I won't claim to know for sure, but I'd suspect there's still some attack surface there because the phone will likely be communicating with the towers in a basic way in order to discover whether it's a home network tower or a roaming one. That's not a strict technical necessity - it's feasible that the towers could broadcast their network's unique identifier continuously and the phone could just maintain radio silence until it hears an ID it's authorised to connect to - but the way these systems are used in real day-to-day life plus the fact we're talking about a trust-based legacy protocol here suggest to me that it won't actually be done that way.

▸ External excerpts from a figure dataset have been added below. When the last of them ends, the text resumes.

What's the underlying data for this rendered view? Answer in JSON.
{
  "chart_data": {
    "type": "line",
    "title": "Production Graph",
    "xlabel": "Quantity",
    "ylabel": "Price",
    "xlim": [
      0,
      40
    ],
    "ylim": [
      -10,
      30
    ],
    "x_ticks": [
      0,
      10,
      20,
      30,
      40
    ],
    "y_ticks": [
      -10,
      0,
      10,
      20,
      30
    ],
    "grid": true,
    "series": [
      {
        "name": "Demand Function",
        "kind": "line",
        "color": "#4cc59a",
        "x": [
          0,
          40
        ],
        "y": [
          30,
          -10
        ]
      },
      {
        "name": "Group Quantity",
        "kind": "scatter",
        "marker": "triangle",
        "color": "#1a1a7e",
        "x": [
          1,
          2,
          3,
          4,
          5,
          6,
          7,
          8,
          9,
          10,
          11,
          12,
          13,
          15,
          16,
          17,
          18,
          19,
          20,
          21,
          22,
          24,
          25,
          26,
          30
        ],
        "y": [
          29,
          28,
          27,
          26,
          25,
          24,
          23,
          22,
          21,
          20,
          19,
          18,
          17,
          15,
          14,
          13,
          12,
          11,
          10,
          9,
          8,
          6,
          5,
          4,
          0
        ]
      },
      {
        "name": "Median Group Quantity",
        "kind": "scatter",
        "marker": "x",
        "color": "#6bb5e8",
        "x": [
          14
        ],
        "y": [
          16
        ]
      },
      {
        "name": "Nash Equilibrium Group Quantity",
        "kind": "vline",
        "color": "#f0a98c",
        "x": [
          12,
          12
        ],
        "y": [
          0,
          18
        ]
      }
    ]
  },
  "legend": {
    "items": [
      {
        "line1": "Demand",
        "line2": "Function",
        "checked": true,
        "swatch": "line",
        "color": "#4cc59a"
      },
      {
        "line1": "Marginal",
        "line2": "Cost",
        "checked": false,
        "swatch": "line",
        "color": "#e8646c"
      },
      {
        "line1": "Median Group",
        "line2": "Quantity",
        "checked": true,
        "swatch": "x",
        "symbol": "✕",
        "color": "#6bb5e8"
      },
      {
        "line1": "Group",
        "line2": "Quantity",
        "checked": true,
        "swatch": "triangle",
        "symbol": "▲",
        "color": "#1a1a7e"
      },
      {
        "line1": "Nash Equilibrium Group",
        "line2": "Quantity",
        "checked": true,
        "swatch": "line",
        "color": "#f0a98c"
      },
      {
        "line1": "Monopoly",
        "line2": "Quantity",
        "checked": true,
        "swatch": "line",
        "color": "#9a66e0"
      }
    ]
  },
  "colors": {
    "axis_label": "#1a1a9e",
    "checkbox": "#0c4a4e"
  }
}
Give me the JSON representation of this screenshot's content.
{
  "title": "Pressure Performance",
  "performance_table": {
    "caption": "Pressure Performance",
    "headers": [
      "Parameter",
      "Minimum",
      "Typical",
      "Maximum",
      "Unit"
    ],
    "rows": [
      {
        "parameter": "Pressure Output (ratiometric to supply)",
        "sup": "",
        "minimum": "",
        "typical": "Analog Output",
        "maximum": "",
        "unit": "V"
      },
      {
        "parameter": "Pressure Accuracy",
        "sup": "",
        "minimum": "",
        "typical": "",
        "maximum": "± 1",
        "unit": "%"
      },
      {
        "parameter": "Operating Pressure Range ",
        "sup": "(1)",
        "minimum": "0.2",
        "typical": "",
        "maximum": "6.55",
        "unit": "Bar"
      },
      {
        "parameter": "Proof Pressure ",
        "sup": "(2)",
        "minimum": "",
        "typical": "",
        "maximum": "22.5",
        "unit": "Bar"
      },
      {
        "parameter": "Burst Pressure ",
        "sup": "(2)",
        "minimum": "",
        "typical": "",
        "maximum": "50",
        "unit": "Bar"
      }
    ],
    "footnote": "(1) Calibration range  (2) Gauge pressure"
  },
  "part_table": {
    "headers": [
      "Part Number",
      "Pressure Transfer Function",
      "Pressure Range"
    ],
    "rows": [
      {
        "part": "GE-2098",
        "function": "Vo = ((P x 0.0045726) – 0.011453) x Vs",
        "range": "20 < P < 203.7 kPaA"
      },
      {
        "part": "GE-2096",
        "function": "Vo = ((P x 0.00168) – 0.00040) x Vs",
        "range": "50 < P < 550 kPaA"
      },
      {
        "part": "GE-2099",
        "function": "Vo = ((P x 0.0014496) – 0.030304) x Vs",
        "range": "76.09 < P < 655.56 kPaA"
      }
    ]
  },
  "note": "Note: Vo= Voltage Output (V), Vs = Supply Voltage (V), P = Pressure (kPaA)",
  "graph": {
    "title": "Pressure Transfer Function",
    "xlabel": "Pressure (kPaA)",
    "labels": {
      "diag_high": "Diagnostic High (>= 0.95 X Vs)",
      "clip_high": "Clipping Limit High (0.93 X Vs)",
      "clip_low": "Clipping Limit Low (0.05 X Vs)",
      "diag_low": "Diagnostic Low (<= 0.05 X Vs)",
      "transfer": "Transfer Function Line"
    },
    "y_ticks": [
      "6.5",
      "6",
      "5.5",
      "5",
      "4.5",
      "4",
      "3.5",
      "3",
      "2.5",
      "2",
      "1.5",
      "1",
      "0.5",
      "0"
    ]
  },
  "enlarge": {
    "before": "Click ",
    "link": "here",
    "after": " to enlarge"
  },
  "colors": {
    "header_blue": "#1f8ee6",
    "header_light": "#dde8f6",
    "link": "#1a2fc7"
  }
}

It is honestly terrifying how little privacy and security we actually have in this age of technology.
It's an emergent property of a technological system built by apes who largely depend on the social convention of everyone usually not being an asshole. And if they are an asshole, it's usually a small thing or a temporary thing. But all it takes is one psychopath to exploit those systems.
This was a very good and informative watch about how the SS7 Protocol that has some pretty big vulnerabilities that have yet to be patched.